Hope this helps, Mikeclod

User currently offlineBjones From United States of America, joined Feb 2002, 123 posts, RR: 0
Reply 8, posted (14 years 2 weeks 4 days 23 hours ago) and read 3112 times:

I would assume they didn't use the slides becuase they felt that the risk of injury using the slides exceeded the risk of injury in the delay to get out the cabin door. The fact that servicing was going on through several doors didn't slow anything down since those doors would not have been available to passengers anyways unless the slides were used. Getting off the plane into the catering truck wouldn't get them very far.

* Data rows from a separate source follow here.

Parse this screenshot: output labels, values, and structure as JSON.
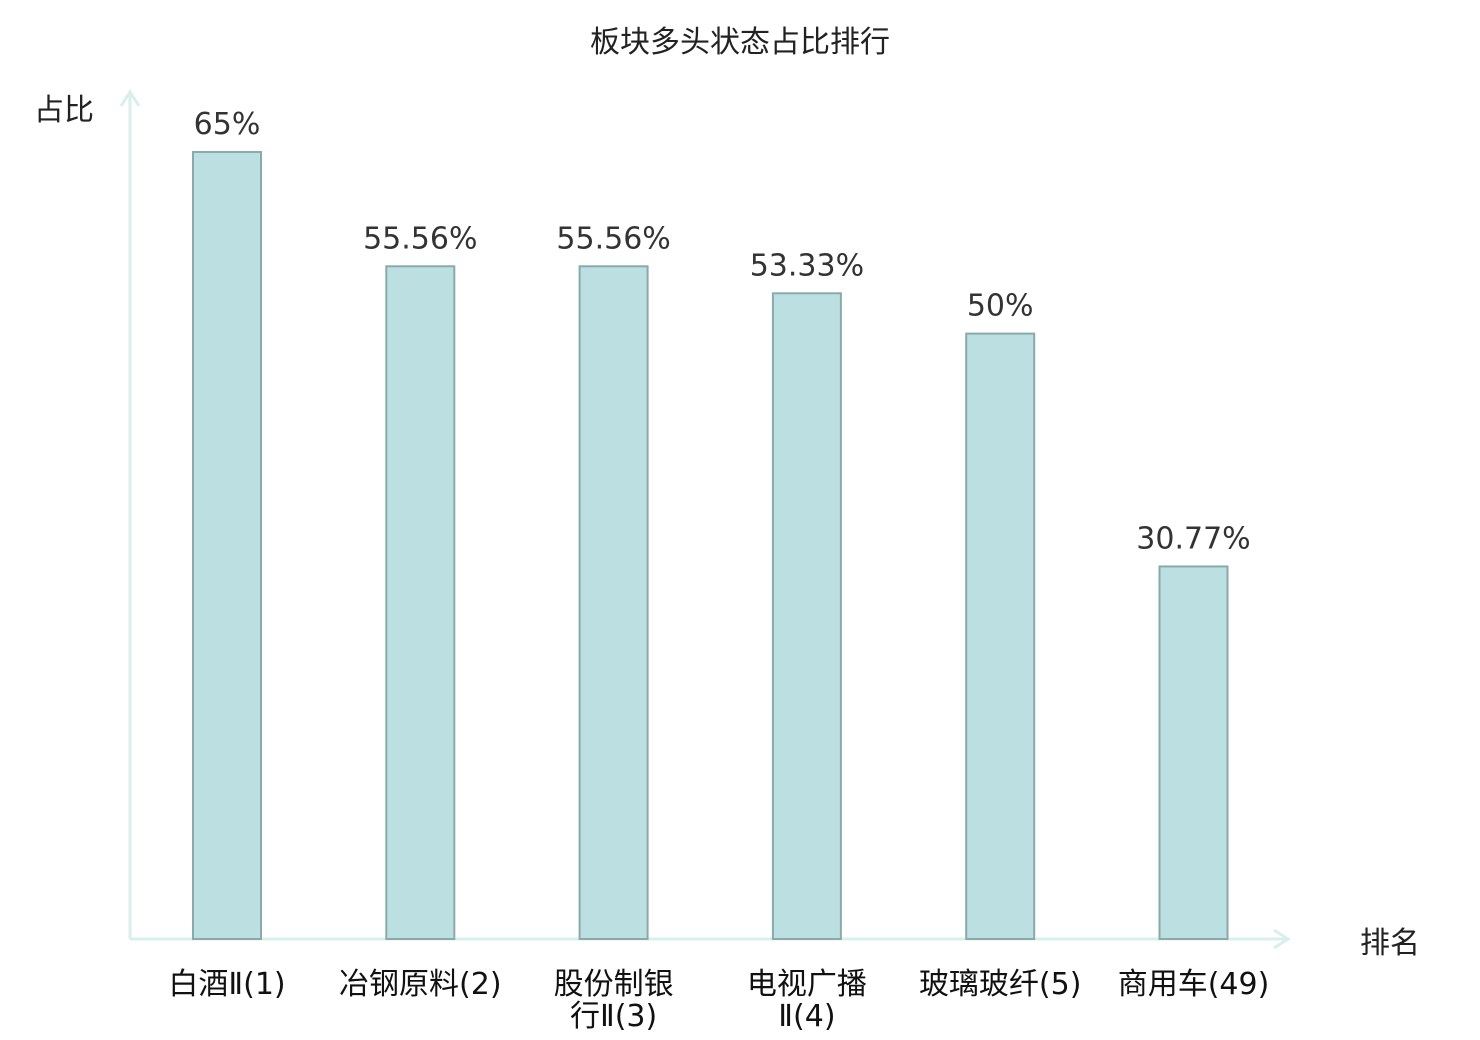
{
  "chart_data": {
    "type": "bar",
    "title": "板块多头状态占比排行",
    "ylabel": "占比",
    "xlabel": "排名",
    "ylim": [
      0,
      72
    ],
    "categories": [
      "白酒Ⅱ(1)",
      "冶钢原料(2)",
      "股份制银行Ⅱ(3)",
      "电视广播Ⅱ(4)",
      "玻璃玻纤(5)",
      "商用车(49)"
    ],
    "category_lines": [
      [
        "白酒Ⅱ(1)"
      ],
      [
        "冶钢原料(2)"
      ],
      [
        "股份制银",
        "行Ⅱ(3)"
      ],
      [
        "电视广播",
        "Ⅱ(4)"
      ],
      [
        "玻璃玻纤(5)"
      ],
      [
        "商用车(49)"
      ]
    ],
    "values": [
      65,
      55.56,
      55.56,
      53.33,
      50,
      30.77
    ],
    "value_labels": [
      "65%",
      "55.56%",
      "55.56%",
      "53.33%",
      "50%",
      "30.77%"
    ],
    "highlight_index": 5,
    "grid": false
  },
  "colors": {
    "bar_fill": "#bce0e2",
    "bar_stroke": "#8aa9ab",
    "axis": "#d8efec",
    "highlight_text": "#e0201d",
    "text": "#111111"
  }
}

As far as fueling with passengers on board. Our procedures allow it as long as the passenger boarding door is kept open. Anytime we have passengers on the aircraft on the ground even if it is just one and there is no fueling going on we must have at least half the required flight attendant crew on board.

User currently offlineCricri From France, joined Oct 1999, 581 posts, RR: 6
Reply 9, posted (14 years 2 weeks 4 days 18 hours ago) and read 3108 times:

and .... it that specific case I have told about, I do think it's against every safety standard to have two opposite doors inop at the same time. I remember having sent back a caterer because door #14 was occupied and he wanted to cater via #24. I spoke briefly to the captain and he agreed with me, so the guy (who was very mad at me) had to disengage himself during the boarding. Anyway I think that most of the time ground people do not know how dangerous it can be to get hit by a deploying slide, I know that time is money but never forget that safety procedures where no set just for fun, there is always a reason for them.